The "white influence" was, of course, impossible for Lomax to escape. In the Southern black penitentiaries, where he assumed the prisoners would "slough off the white idiom they may have employed", his informants inevitably sang garbled versions of songs of black, white, and mixed origin, distantly remembered from their days of freedom. Lomax was also forceful in suggesting the kinds of songs he was looking for. In one recording he tries to cajole the blues singer Blind Willie McTell into playing some of that "complaining music" about hard times, in spite of McTell's protests that he didn't know any.

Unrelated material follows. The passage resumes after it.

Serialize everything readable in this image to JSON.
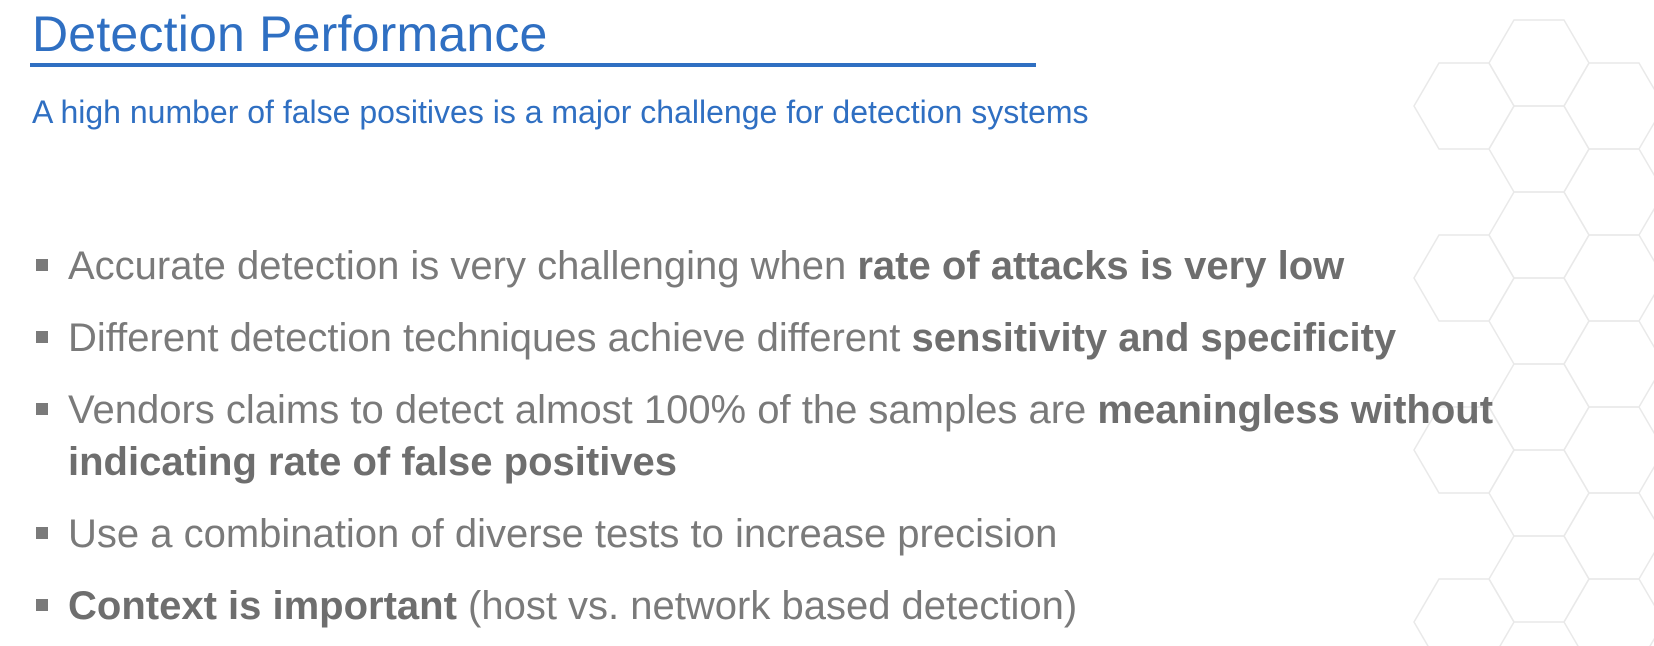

By contrast, the English folksong collector Cecil Sharp was interested in isolating white Britishness. He travelled the country lanes of England seeking out rural workers for their unadulterated traditional material. In their songs he saw a distant reflection of the "merrie England" of myth. Sharp then travelled to America to document the survival of the English and Scottish tradition in the isolated communities of the Appalachian mountains. At the time, one out of every eight Appalachians was black, but Sharp dubbed black Americans "a lower race", recoiled from towns with too high a proportion of them, and concentrated only on those songs he considered pure British folk song.

My own working definition of folk music is if it's gone through any kind of oral tradition it counts as folk, no matter the origin. Smoke on the Water? Totally folk. Works much better than any kind of purism.